Samstag, 23. November
Die wenigen Schneereste, die nach dem nächtlichen Regen in den Villengärten von Vinderen noch übrig waren, kapitulierten gerade vor der Sonne.
Während das Taxi die Straße hinunter verschwand, öffnete er das schmiedeeiserne Tor. Durch das Fenster konnte er das nicht mehr ganz junge Ehepaar, das unter dieser Adresse wohnte, einander gegenüber am Küchentisch sitzen sehen. Beide blickten nach unten, als ob sie in ihre jeweilige Zeitung vertieft wären, und registrierten nicht die Gestalt, die draußen vorbeiging und auf die Außentreppe zusteuerte. Aus dem Hausinneren war eine Klingel zu hören, als sein Finger auf den Knopf drückte. Einen Augenblick später hörte er Schritte. Die Tür wurde geöffnet, und plötzlich wurde ihm bewusst, dass er den anderen zum ersten Mal ohne seine Brille sah.
»Anton?«, fragte Mogens Poulsen erstaunt.
»Tut mir leid, dass ich so früh vorbeikomme. Und noch dazu unangemeldet.«
»Das macht doch nichts, ich bin nur überrascht.« Er blickte über Antons Schulter und über die Einfahrt hinweg zur Straße, die unten am Zaun vorbeiführte. »Bist du mit der Bahn gekommen?«
»Hab mich von einem Araber fahren lassen, der ein ebenso großer Fan von a-ha ist wie du von deiner dänischen Rockband, wie hieß die noch, Gasolin’?«
Der Däne grinste.
»Du hast dir ja ’nen ganz schönen Bart wachsen lassen. Siehst jetzt aus, als wärst du in meinem Alter.«
Er trat einen Schritt zurück und winkte Anton herein. Anton zog seine Jacke aus, steckte den Kopf zur Küche hinein und begrüßte die Gattin, während Mogens Poulsen eine saubere Tasse aus dem Schrank nahm und Kaffee einschenkte. Dann nahm er seine eigene vom Küchentisch und deutete in Richtung Wohnzimmer. Anton folgte ihm und sank dem Dänen gegenüber auf das Sofa.
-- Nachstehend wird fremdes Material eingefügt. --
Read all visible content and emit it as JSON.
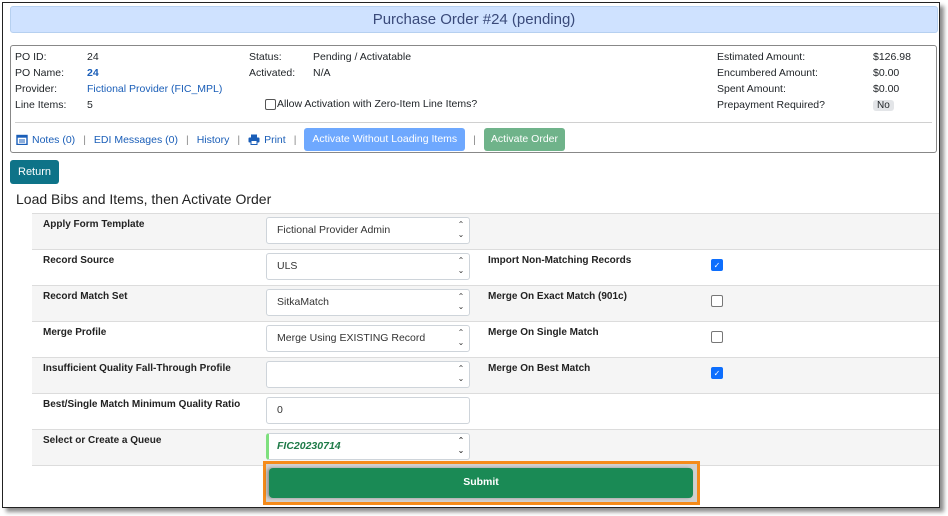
{
  "header": {
    "title": "Purchase Order #24 (pending)"
  },
  "po": {
    "left": [
      {
        "label": "PO ID:",
        "value": "24"
      },
      {
        "label": "PO Name:",
        "value": "24"
      },
      {
        "label": "Provider:",
        "value": "Fictional Provider (FIC_MPL)"
      },
      {
        "label": "Line Items:",
        "value": "5"
      }
    ],
    "middle": [
      {
        "label": "Status:",
        "value": "Pending / Activatable"
      },
      {
        "label": "Activated:",
        "value": "N/A"
      }
    ],
    "zero_item_label": "Allow Activation with Zero-Item Line Items?",
    "zero_item_checked": false,
    "right": [
      {
        "label": "Estimated Amount:",
        "value": "$126.98"
      },
      {
        "label": "Encumbered Amount:",
        "value": "$0.00"
      },
      {
        "label": "Spent Amount:",
        "value": "$0.00"
      },
      {
        "label": "Prepayment Required?",
        "value": "No"
      }
    ]
  },
  "actions": {
    "notes": "Notes (0)",
    "notes_icon": "calendar-icon",
    "edi": "EDI Messages (0)",
    "history": "History",
    "print": "Print",
    "print_icon": "printer-icon",
    "activate_without_loading": "Activate Without Loading Items",
    "activate_order": "Activate Order",
    "separator": "|"
  },
  "return_label": "Return",
  "section_title": "Load Bibs and Items, then Activate Order",
  "form": {
    "rows": [
      {
        "label": "Apply Form Template",
        "value": "Fictional Provider Admin",
        "type": "select",
        "right_label": "",
        "right_checked": null
      },
      {
        "label": "Record Source",
        "value": "ULS",
        "type": "select",
        "right_label": "Import Non-Matching Records",
        "right_checked": true
      },
      {
        "label": "Record Match Set",
        "value": "SitkaMatch",
        "type": "select",
        "right_label": "Merge On Exact Match (901c)",
        "right_checked": false
      },
      {
        "label": "Merge Profile",
        "value": "Merge Using EXISTING Record",
        "type": "select",
        "right_label": "Merge On Single Match",
        "right_checked": false
      },
      {
        "label": "Insufficient Quality Fall-Through Profile",
        "value": "",
        "type": "select",
        "right_label": "Merge On Best Match",
        "right_checked": true
      },
      {
        "label": "Best/Single Match Minimum Quality Ratio",
        "value": "0",
        "type": "input",
        "right_label": "",
        "right_checked": null
      },
      {
        "label": "Select or Create a Queue",
        "value": "FIC20230714",
        "type": "combobox",
        "right_label": "",
        "right_checked": null
      }
    ],
    "submit_label": "Submit",
    "select_arrows": "⌃⌄",
    "check_glyph": "✓"
  },
  "colors": {
    "title_bg": "#cfe2ff",
    "return_btn": "#0e7388",
    "submit_btn": "#1a8a55",
    "highlight": "#f58b1a",
    "checkbox_on": "#0d6efd"
  }
}
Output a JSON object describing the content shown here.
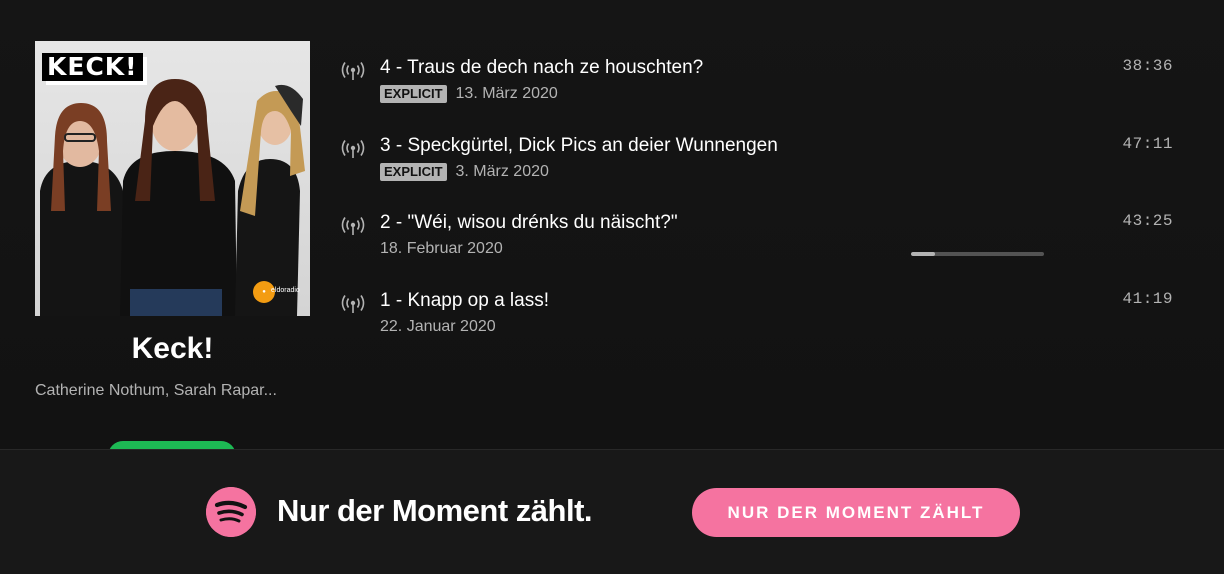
{
  "show": {
    "cover_logo": "KECK!",
    "title": "Keck!",
    "authors": "Catherine Nothum, Sarah Rapar...",
    "cover_badge": "eldoradio"
  },
  "episodes": [
    {
      "title": "4 - Traus de dech nach ze houschten?",
      "explicit": "EXPLICIT",
      "date": "13. März 2020",
      "duration": "38:36"
    },
    {
      "title": "3 - Speckgürtel, Dick Pics an deier Wunnengen",
      "explicit": "EXPLICIT",
      "date": "3. März 2020",
      "duration": "47:11"
    },
    {
      "title": "2 - \"Wéi, wisou drénks du näischt?\"",
      "date": "18. Februar 2020",
      "duration": "43:25",
      "progress": 0.18
    },
    {
      "title": "1 - Knapp op a lass!",
      "date": "22. Januar 2020",
      "duration": "41:19"
    }
  ],
  "banner": {
    "headline": "Nur der Moment zählt.",
    "cta_label": "NUR DER MOMENT ZÄHLT",
    "accent": "#f573a0"
  },
  "colors": {
    "background": "#121212",
    "follow_green": "#1db954"
  }
}
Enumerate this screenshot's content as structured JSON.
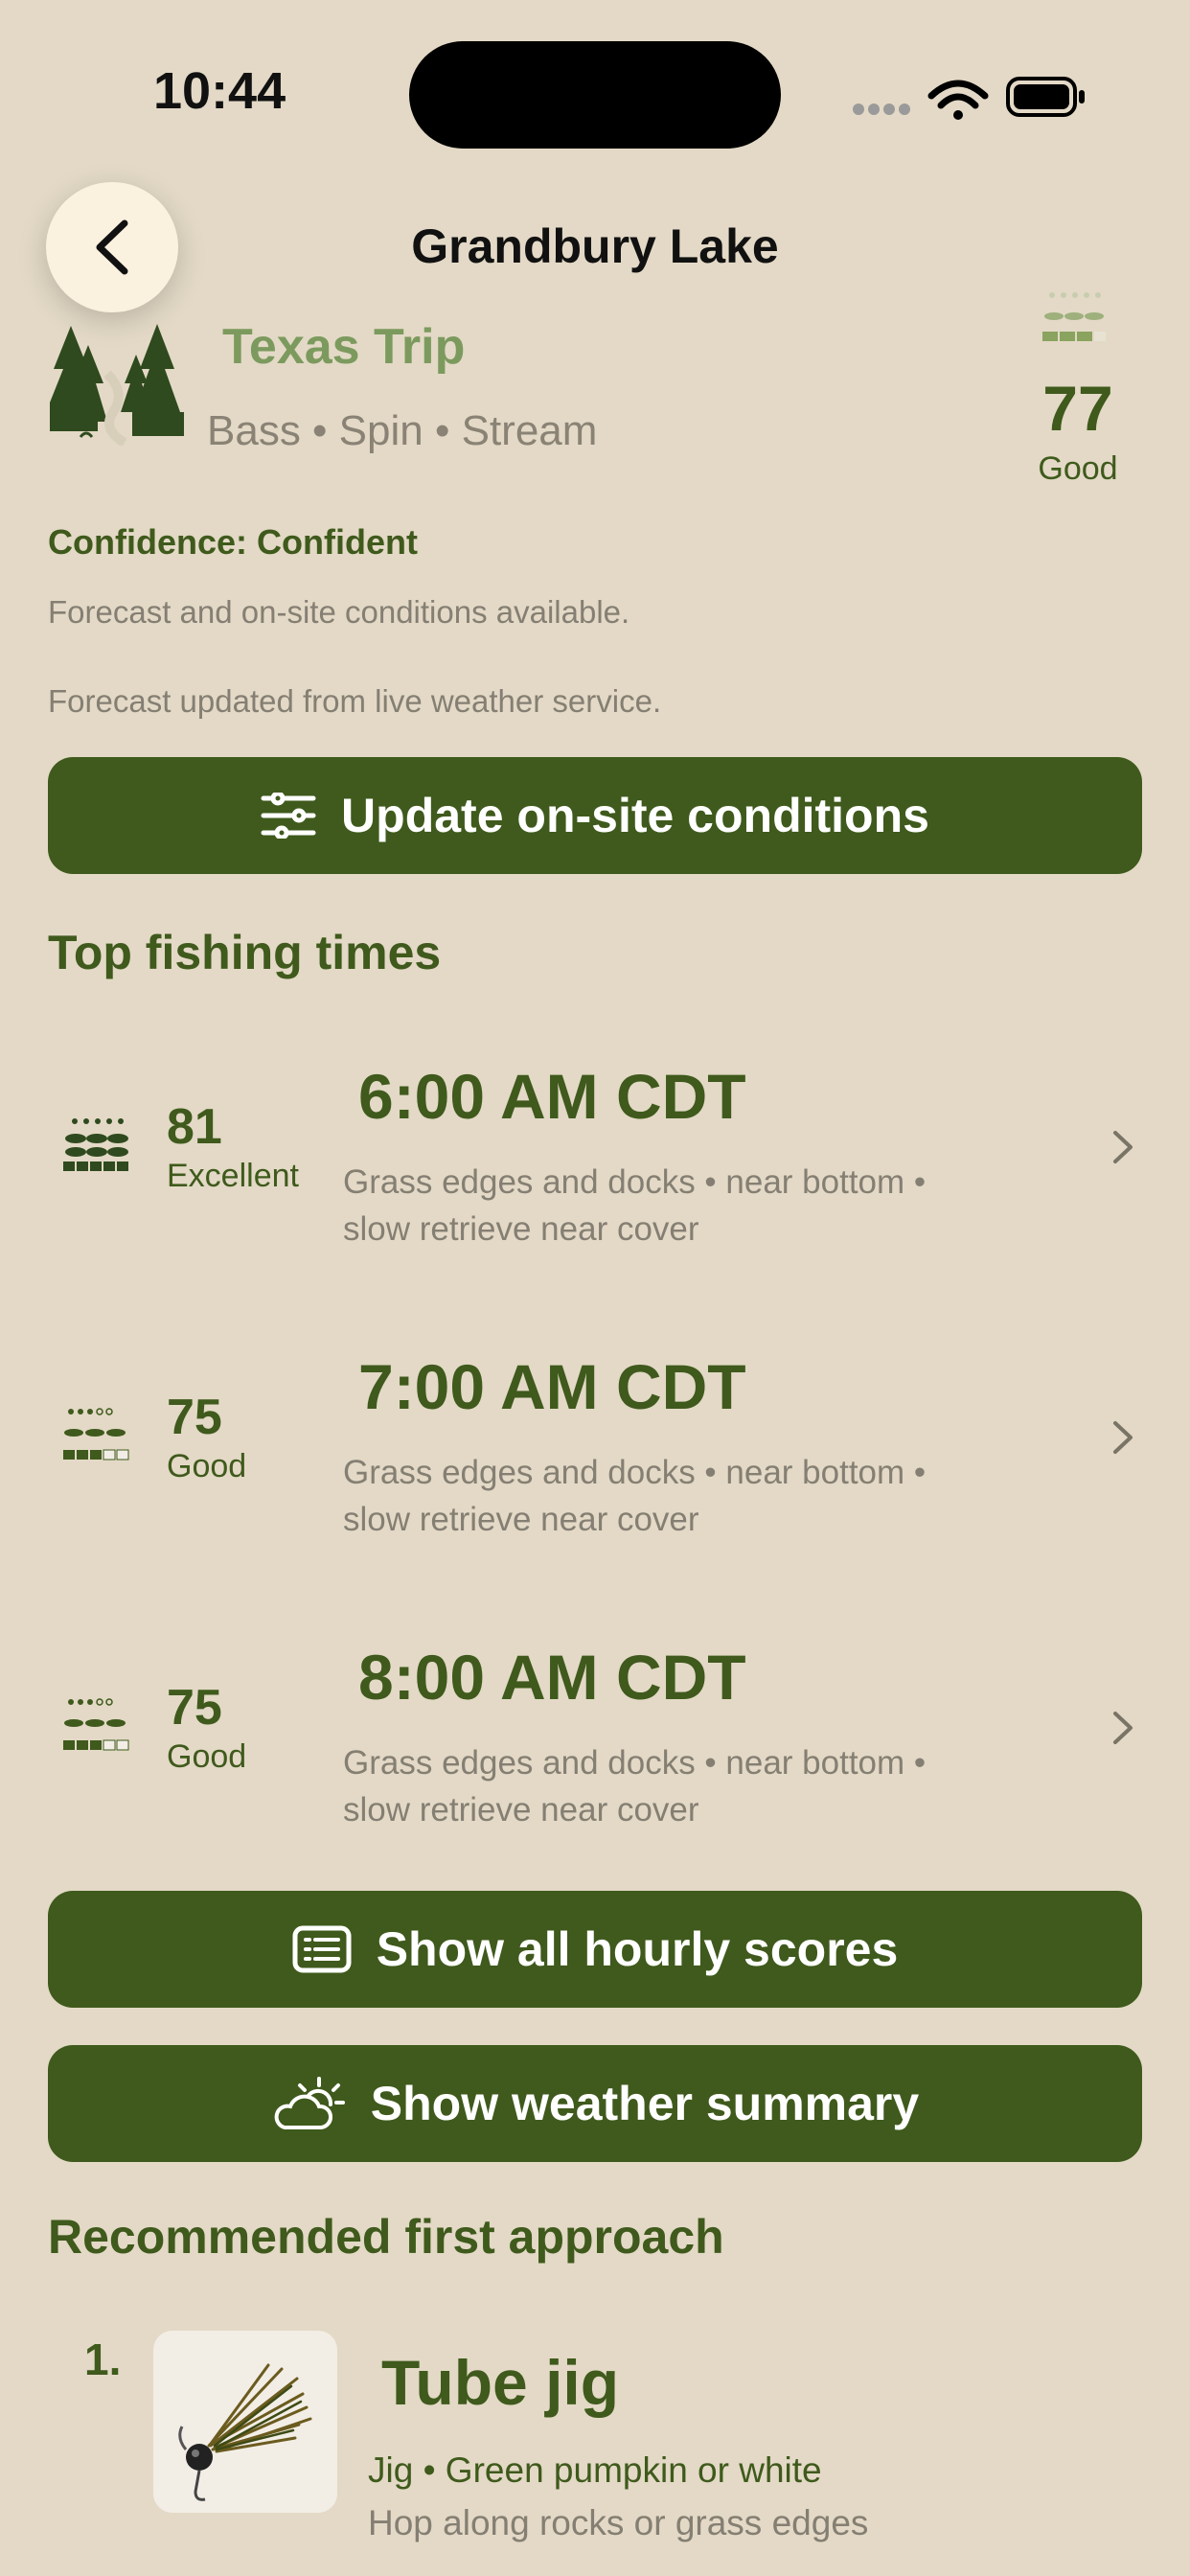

»Schön, dich wiederzusehen«, sagte der Rechtsmediziner. »Ich habe ein paarmal versucht anzurufen, aber dann habe ich im Sommer von Torp gehört, dass … Ja, dass du zeitweilig nicht so gut zu erreichen warst.«
»Auch das tut mir leid.«
»Wie geht es dir denn?«
»Es geht mir gut«, sagte Anton und erzählte, dass er den Umweg über einen Kindergarten gemacht hatte, bevor er in der psychiatrischen Notaufnahme des Krankenhauses Kalnes gelandet war.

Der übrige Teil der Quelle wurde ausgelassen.